Several solutions that the LeftFoot Coaching Academy tries to address in the player development process are:
- Coaching quality, nationally licensed, over fifteen years of college, high school and club experience yet focused on individual technical training.
- Long term development; coaching is based on individual player development from year to year rather than as a player within a team focused on team results.
- Skills based education and physical development, players learn how to move, decelerate, accelerate, with an emphasis on coordination, balance, rhythm, spatial orientation and power.
- Proper technical training that has it roots in the martial arts and movement science as it relates to the growing body, foot-skills, dribbling, speed and ball striking.
- Psychological training that uses modern tools such as visualization, imagery, task oriented goals, and goal setting for games and skills
- A drop in schedule that allows players and families to come play and train when they want and schedule their training based on their decisions, schedule and opportunity.
- A committed clientele of players that are multi-age, dual-gender and multi-skilled to bring out the best in younger and older players alike.
- A club free zone where players are safe from recruitment, exclusion, status or team dynamics.
As I coached at one of the “elite” level clubs I saw how many kids were excluded from the chances of getting better.
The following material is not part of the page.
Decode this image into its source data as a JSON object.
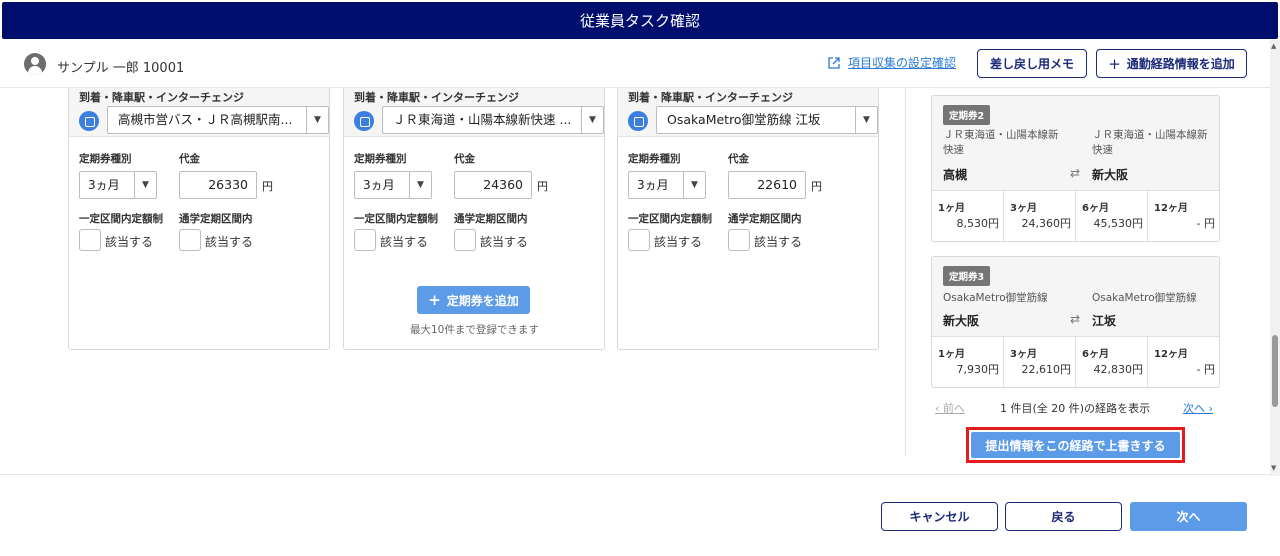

When I became part of the problem I moved to resolve the process only to get caught up in murky club dynamics.
This is why I felt that it was important to disassociate myself from clubs and teams to focus only on the player, yet at the same time work with all of the clubs in the area to help their bubble players get better and raise the level of play for all coaches and players in the state.
If LFC could be a home for all players from every club then community clubs could have a place to send their best kids to get better and also give their bubble kids a chance to improve as well. Watching how players from multiple teams play against each other in a club/status safe place has been fun to watch and something that we need to encourage even more.
In the next couple of days I’ll share another great success story with you about how a player who was once ranked 63rd out of 65 players at her community club is now playing for one of the best programs in the nation after three years of coaching at LeftFoot Coaching Academy. She was thrown away by her club and several others, but not by me. (Read: Diamond in the Rough)
Let’s make sure as we finish tryouts that we don’t throw away any kids, and try to give them the chance to succeed within the sport and life itself.